Quelle place occupe l’utilisation du verre recyclé dans la totalité de votre production ?

Thomas Riou : Le verre recyclé PCR que nous utilisons aujourd’hui (Verre Infini® 40) n’est fabriqué qu’en France. Il représente 10 % de nos ventes, mais 20 % de nos nouveaux business. Il s’agit donc d’un véritable succès. Cette année, nous allons lancer une nouvelle composition, le Verre Infini® 20. Il possède un taux inférieur de PCR afin d’obtenir une couleur qui correspond davantage aux attentes de nos clients parfumeurs et donc élargir la base de ceux qui parmi ces derniers vont nous demander d’utiliser du verre recyclé pour la fabrication des flacons. D’ici à la fin 2021, notre plus gros four en France, notre four espagnol et notre four américain ne fabriqueront plus que cette composition. En conséquence, au niveau mondial, 75 % à 80 % de nos productions seront composées de verre PCR. 

©GuillaumeCrochez

Peut-on imaginer le lancement de flacons en verre sous format « rechargeable » ?

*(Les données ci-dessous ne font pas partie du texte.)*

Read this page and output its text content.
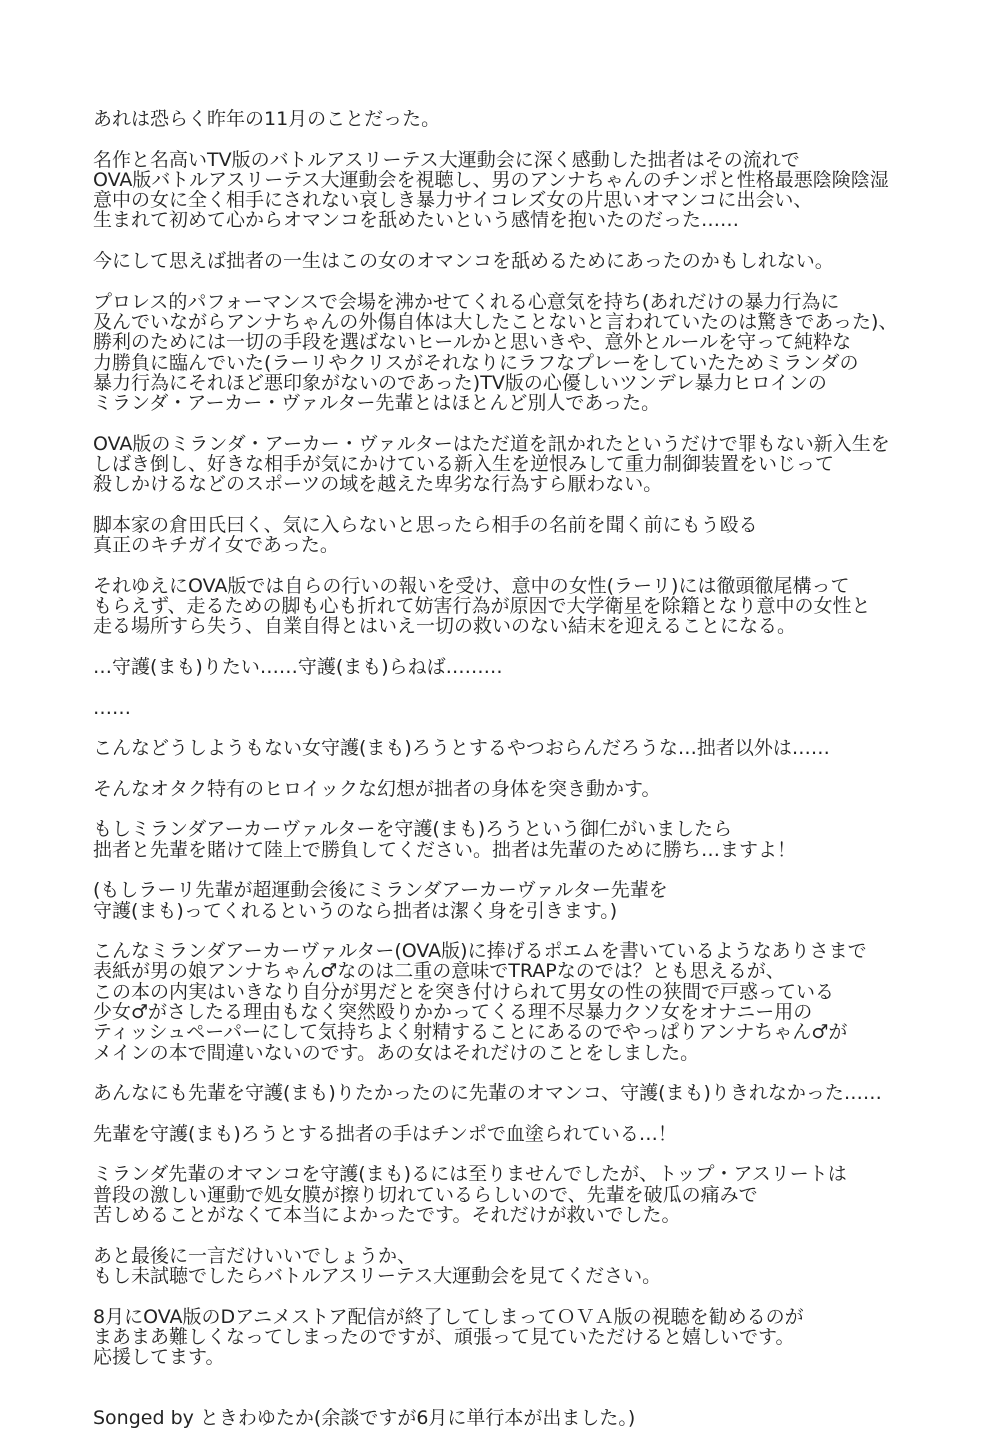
あれは恐らく昨年の11月のことだった。
名作と名高いTV版のバトルアスリーテス大運動会に深く感動した拙者はその流れで
OVA版バトルアスリーテス大運動会を視聴し、男のアンナちゃんのチンポと性格最悪陰険陰湿
意中の女に全く相手にされない哀しき暴力サイコレズ女の片思いオマンコに出会い、
生まれて初めて心からオマンコを舐めたいという感情を抱いたのだった……
今にして思えば拙者の一生はこの女のオマンコを舐めるためにあったのかもしれない。
プロレス的パフォーマンスで会場を沸かせてくれる心意気を持ち(あれだけの暴力行為に
及んでいながらアンナちゃんの外傷自体は大したことないと言われていたのは驚きであった)、
勝利のためには一切の手段を選ばないヒールかと思いきや、意外とルールを守って純粋な
力勝負に臨んでいた(ラーリやクリスがそれなりにラフなプレーをしていたためミランダの
暴力行為にそれほど悪印象がないのであった)TV版の心優しいツンデレ暴力ヒロインの
ミランダ・アーカー・ヴァルター先輩とはほとんど別人であった。
OVA版のミランダ・アーカー・ヴァルターはただ道を訊かれたというだけで罪もない新入生を
しばき倒し、好きな相手が気にかけている新入生を逆恨みして重力制御装置をいじって
殺しかけるなどのスポーツの域を越えた卑劣な行為すら厭わない。
脚本家の倉田氏曰く、気に入らないと思ったら相手の名前を聞く前にもう殴る
真正のキチガイ女であった。
それゆえにOVA版では自らの行いの報いを受け、意中の女性(ラーリ)には徹頭徹尾構って
もらえず、走るための脚も心も折れて妨害行為が原因で大学衛星を除籍となり意中の女性と
走る場所すら失う、自業自得とはいえ一切の救いのない結末を迎えることになる。
…守護(まも)りたい……守護(まも)らねば………
……
こんなどうしようもない女守護(まも)ろうとするやつおらんだろうな…拙者以外は……
そんなオタク特有のヒロイックな幻想が拙者の身体を突き動かす。
もしミランダアーカーヴァルターを守護(まも)ろうという御仁がいましたら
拙者と先輩を賭けて陸上で勝負してください。拙者は先輩のために勝ち…ますよ！
(もしラーリ先輩が超運動会後にミランダアーカーヴァルター先輩を
守護(まも)ってくれるというのなら拙者は潔く身を引きます。)
こんなミランダアーカーヴァルター(OVA版)に捧げるポエムを書いているようなありさまで
表紙が男の娘アンナちゃん♂なのは二重の意味でTRAPなのでは？とも思えるが、
この本の内実はいきなり自分が男だとを突き付けられて男女の性の狭間で戸惑っている
少女♂がさしたる理由もなく突然殴りかかってくる理不尽暴力クソ女をオナニー用の
ティッシュペーパーにして気持ちよく射精することにあるのでやっぱりアンナちゃん♂が
メインの本で間違いないのです。あの女はそれだけのことをしました。
あんなにも先輩を守護(まも)りたかったのに先輩のオマンコ、守護(まも)りきれなかった……
先輩を守護(まも)ろうとする拙者の手はチンポで血塗られている…！
ミランダ先輩のオマンコを守護(まも)るには至りませんでしたが、トップ・アスリートは
普段の激しい運動で処女膜が擦り切れているらしいので、先輩を破瓜の痛みで
苦しめることがなくて本当によかったです。それだけが救いでした。
あと最後に一言だけいいでしょうか、
もし未試聴でしたらバトルアスリーテス大運動会を見てください。
8月にOVA版のDアニメストア配信が終了してしまってＯＶＡ版の視聴を勧めるのが
まあまあ難しくなってしまったのですが、頑張って見ていただけると嬉しいです。
応援してます。
Songed by ときわゆたか(余談ですが6月に単行本が出ました。)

Thomas Riou : Le verre PCR ne représente qu’une partie de notre proposition. Notre stratégie en matière de recherche et développement repose sur les 4 R. D’abord « Reduce », l’allègement du verre avec un poids abaissé de 20 % à 60 %, ayant un impact considérable sur les émissions de CO2. Ensuite « Re-use », catégorie dans laquelle les produits rechargeables sont inclus et pour lesquels nous avons déposé des brevets. Il y a aussi le « Recycle », donc le verre PCR dont nous avons déjà parlé. Et enfin le « Replace ». Il s’agit de faire en sorte que le verre retrouve une place importante pour, par exemple, remplacer le plastique. Il y a 80 ans, tous les bouchons de parfum étaient en verre. Ils sont aujourd’hui en plastique. Chez Verescence, nous pensons qu’il existe une voie pour repositionner intelligemment le verre, matériau recyclable à l’infini, sans aucune altération de ses propriétés. 

Vos unités de production sont présentes dans le monde entier. Privilégiez-vous les circuits courts ? 

Thomas Riou : Les trois piliers de notre stratégie RSE sont les suivants : « People first », « Eco solutions », et « Act for society ». C’est ce dernier qui se rapporte à votre question. Verescence est un groupe international avec un fort ancrage local. Actuellement, nous sommes les seuls dans le monde à avoir en tant que verrier, leader en flaconnage, des implantations au plus près de nos clients. Nos sites se situent sur la côte Est des Etats-Unis, en France et en Espagne. Ces trois zones représentent 80 % du conditionnement des parfums de luxe dans le monde. Il nous manquait l’Asie, région que nous couvrons désormais, suite à l’acquisition du verrier sud-coréen Pacificglas. Dans cet ensemble, notre stratégie est très claire. Nous refusons la mise en œuvre de longues chaînes logistiques. Nos implantations locales produisent pour les clients locaux. De même, côté fournisseurs, 96 % de la totalité de nos achats sont des achats locaux. Nous créons des écosystèmes qui nous permettent d’être autonomes dans chacune de nos zones. 

Qu’en est-il des process de production eux-mêmes ?

Thomas Riou : Nous travaillons en permanence sur ces derniers pour optimiser nos performances en matière d’émissions de CO2, de consommation d’eau, et de production de déchets. Notre approche est globale et nous travaillons au quotidien avec l’ensemble des équipes pour favoriser des investissements moins émetteurs et moins énergivores. Nous favorisons la mise en place de flux logistiques qui soient les plus simples possible. Nous équipons l’ensemble de nos sites industriels d’outils de mesure électronique équipés de système d’alerte qui permettent à tout instant de connaître le niveau de consommation d’eau, d’énergie. De plus, nous participons à des projets plus impactants, comme « Furnace for the future ». Soutenu par la Communauté européenne, il regroupe 19 verriers européens et doit aboutir à la création d’un four opérationnel de dernière génération sur la base d’une technologie de rupture. Il permettra de diminuer les émissions de CO2 des fours de 60 à 80 %.